After years of toggling between a house in Kerhonksen and a place in the city, Alex Kahn and her husband made a similar move. They’d closed on their Kerhonkson house the week the world shut down, and what was supposed to be a weekend project while they lived in Brooklyn became their home base, while Brooklyn became the fun getaway where they kept a room in their old house share. “It was like the best of both worlds — I could go down and see people and come home and read by the fire,” she says.

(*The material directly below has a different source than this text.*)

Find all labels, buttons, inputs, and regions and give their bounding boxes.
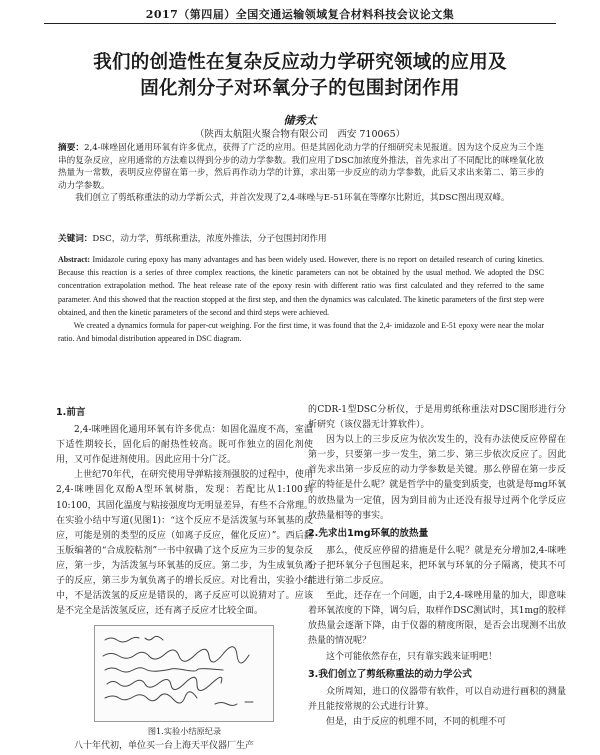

It worked with a dog, but after they had a baby, that kind of back and forth wasn’t possible anymore. They decided to stay upstate — she loves how calm it is, having a house and yard, and all the great restaurants and coffee shops that have opened since the pandemic. But Kerhonkson was just a little too far — it’s an hour to the Rhinecliff train station — so they moved to Kingston, which is just 20 minutes from the train. Moving there also meant they could run errands and do other activities without a long drive. While her social circle is still largely in Brooklyn, Kahn has no intention of moving back.
Still, shaving 45 minutes off a commute is a rough compromise. Even the closest Hudson Valley towns require hours on the train. One communications professional I spoke with who moved during the pandemic to Rhinebeck, close to where she grew up, says that she’s able to swing commuting to the Upper West Side two or three days a week only because her husband is fully remote and handles kid duties on those days, when she’s gone from around 7 a.m. until 8 p.m. — a full 13 hours. And even a relatively minor change to the train schedule can wreak havoc on the carefully calibrated planning that makes long-distance commuting possible. Several people told me how thrown off they were when Amtrak pushed the 6:36 morning train up to 6:09. Then there’s the specter of a five-day office return looming over the delicate balance that everyone is striving to maintain. One woman I talked with who moved to Rhinebeck in 2022 is currently required to be in her Hudson Yards office three days a week, but it’s going up to five in May. She’s optimistic about making it work — she’s been renting an under-market apartment from a friend, she doesn’t have kids whose schedules she has to coordinate with her husband (although they do have a dog), and she’s grown to like some things about commuting; she’s reading more books, for one. Even so, she admits, the whole arrangement feels precarious. “I’m constantly waiting for the other shoe to drop.”